どうする、どうなる? 2015年のカネと働き方

2014年の人事関連の話題のニュースは安倍政権の動きに始まり、安倍政権で終わったという印象だ。それだけ安倍晋三首相の言動に翻弄された1年だった。

筆者が選んだ時系列の重大ニュースは以下の通りだ。

1. 政府の賃上げ圧力“アベノ”春闘始まる
2. 女性管理職2020年30%目標で混乱する企業
3. ユニクロ大量の限定正社員化で強まる社員の階層化
4. 成長戦略に「残業代ゼロ」日本版エグゼンプション
5. 日本企業トップに「外国人経営者」の幕開け
6. ブラック企業の末路「ゼンショー休業店続出」
7. 日立、パナソニック、ソニー“年功制から離脱”
8. 2016年卒大学生、青田刈りが始まる

1~4のニュースをおさらいした前回(安倍さん見て見ぬふり「実質賃金下落」「正社員カースト制度」~2014人事関連重大NEWS前編 http://president.jp/articles/-/14086)に続き、今回は5~8について見ていこう。

5.日本企業トップに「外国人経営者」の幕開け

武田薬品工業の新社長に元グラクソ・スミスクライン出身のクリストフ・ウェバー氏が就任するなど、外国人幹部を外部から招く大手企業も増えている。しかも、武田はグローバル人材担当(GHRO)の責任者にアメリカ人のデイビッド・オズボーン氏を据えている。

グローバル競争に打ち勝つには、トップの国籍にもこだわらないという経営者版ダイバーシティの時代を迎えている。当然、その次は部長、課長が外国人という時代も遠くはないだろう。M&A、合弁企業設立などでいつ自分の上司が外国人になるかわからない。

日本人と外国人上司とでは、個性の違いはあるにしても、コミュニケーションの取り方や人事評価などマネジメント手法が異なる場合も多い。接し方を間違えれば思わぬ地雷を踏むことになる。

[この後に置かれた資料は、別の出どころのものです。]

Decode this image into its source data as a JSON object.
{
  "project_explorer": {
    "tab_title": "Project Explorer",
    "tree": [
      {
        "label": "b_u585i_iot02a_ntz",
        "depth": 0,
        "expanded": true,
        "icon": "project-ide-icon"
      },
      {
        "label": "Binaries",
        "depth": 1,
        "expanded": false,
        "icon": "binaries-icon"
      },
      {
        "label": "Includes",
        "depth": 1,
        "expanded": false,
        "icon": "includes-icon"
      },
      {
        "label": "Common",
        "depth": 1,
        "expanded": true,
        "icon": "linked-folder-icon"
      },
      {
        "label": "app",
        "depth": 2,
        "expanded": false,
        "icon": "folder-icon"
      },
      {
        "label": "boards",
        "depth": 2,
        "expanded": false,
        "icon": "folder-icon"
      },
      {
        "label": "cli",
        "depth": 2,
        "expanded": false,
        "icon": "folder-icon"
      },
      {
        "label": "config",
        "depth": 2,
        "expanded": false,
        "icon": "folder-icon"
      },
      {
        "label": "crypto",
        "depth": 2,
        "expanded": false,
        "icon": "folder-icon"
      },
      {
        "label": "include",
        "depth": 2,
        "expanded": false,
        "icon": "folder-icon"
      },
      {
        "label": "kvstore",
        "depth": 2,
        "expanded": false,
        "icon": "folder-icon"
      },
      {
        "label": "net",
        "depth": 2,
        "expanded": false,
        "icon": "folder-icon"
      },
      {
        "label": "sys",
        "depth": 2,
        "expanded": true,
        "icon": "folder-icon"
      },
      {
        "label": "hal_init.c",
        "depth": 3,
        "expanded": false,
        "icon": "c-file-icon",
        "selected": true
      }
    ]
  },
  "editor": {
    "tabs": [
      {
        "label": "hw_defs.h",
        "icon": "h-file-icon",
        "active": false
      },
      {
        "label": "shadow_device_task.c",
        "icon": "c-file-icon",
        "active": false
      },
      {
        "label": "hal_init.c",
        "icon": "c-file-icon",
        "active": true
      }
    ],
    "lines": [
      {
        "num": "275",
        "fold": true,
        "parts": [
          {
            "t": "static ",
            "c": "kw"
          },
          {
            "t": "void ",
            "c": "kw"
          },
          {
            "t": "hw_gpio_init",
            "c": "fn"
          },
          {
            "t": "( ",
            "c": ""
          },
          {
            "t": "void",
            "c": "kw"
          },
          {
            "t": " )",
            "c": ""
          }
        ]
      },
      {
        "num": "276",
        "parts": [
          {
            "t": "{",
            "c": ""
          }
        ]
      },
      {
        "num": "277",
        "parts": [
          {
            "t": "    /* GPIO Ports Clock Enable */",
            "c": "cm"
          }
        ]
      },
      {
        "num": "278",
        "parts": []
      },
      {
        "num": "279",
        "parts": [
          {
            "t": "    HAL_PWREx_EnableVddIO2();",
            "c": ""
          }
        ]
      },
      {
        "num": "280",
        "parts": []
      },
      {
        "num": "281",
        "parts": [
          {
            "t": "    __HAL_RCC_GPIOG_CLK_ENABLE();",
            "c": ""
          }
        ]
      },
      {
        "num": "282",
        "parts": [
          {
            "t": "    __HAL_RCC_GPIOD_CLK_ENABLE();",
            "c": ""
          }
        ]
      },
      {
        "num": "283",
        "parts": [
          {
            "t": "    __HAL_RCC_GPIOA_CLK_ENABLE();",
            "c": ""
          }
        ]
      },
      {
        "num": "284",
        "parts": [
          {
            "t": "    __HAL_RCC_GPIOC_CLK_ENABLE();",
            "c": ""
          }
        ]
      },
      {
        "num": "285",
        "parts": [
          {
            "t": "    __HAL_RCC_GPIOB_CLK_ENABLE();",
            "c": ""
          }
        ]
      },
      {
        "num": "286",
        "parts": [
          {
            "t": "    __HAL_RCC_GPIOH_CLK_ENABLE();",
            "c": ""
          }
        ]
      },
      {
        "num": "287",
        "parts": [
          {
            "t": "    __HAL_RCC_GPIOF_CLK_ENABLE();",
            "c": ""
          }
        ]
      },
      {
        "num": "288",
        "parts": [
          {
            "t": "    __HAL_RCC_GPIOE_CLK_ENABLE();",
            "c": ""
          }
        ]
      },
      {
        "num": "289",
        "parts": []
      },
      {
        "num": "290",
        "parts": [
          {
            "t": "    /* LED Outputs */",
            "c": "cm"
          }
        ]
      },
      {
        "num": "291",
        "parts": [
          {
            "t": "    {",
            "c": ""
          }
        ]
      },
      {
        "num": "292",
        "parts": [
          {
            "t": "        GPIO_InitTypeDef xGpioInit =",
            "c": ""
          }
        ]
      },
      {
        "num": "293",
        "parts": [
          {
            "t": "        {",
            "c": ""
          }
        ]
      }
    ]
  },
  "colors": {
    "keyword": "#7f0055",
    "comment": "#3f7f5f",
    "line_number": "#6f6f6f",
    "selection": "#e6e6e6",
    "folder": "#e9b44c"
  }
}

実際にアメリカ人上司に仕える外資系製薬会社の人事担当者はこう語る。

「上司が指示した仕事は、どんな理由があっても、やらない・できないことを許してもらうことはできません。四半期に1回、期初に決めた目標の進捗状況を確認しますが、その都度軌道修正を求められ、(新たな目標の遂行・達成は)今さら無理です、と言って守れない場合は『あなたこれ以上ここにいてもやることがないだろうから、違う道を考えたほうがよい』と言われ、退職勧奨を受けて辞めた同僚もいます」

女性の昇進が増えるだけではなく、外国人も含めた国内本社のダイバーシティが今後進んでいくのは必至だ。